Bu yazı toplumsal hareketlilikler sonucunda oluşan eylemlerde yer alan çeşitli gösteri biçimlerinin bir performans olarak nasıl değerlendirilmesi gerektiğine yönelik bir deneme olarak kaleme alındı. Çıkış noktası 19. yüzyıl sonu ve 20. yüzyıl başındaki avangard sanat hareketlerinin kalıpları yıkmayı hedefleyen doğası ile özellikle 2010 sonrası gelişen protesto kültürü arasında bir bağ kurulabilir mi sorusuydu.

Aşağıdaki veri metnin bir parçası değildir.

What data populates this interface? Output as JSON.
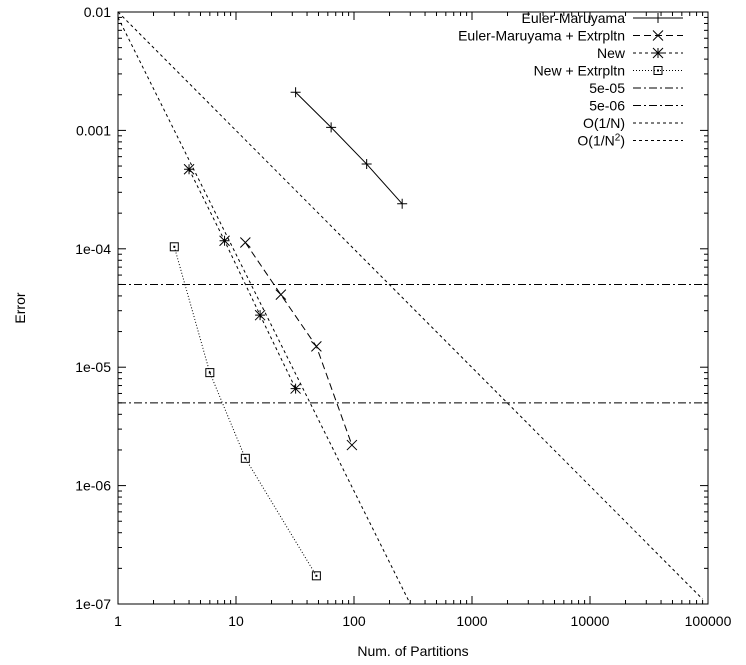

Bu noktada Peter Bürger’in “Tarihsel Avangard” olarak nitelendirdiği dönemdeki performanslara dair çözümlemeleri ile Aylin Kuryel ve Begüm Özden Fırat’ın “Küresel Ayaklanmalar Çağında Direniş ve Estetik” kitabındaki argümanları temel kaynak olarak ele alınarak, son dönemde Türkiye’de 19 Mart sonrası gelişen eylemlerdeki performanslara yönelik değerlendirmelerle tartışmanın ilerletilmesi hedeflendi.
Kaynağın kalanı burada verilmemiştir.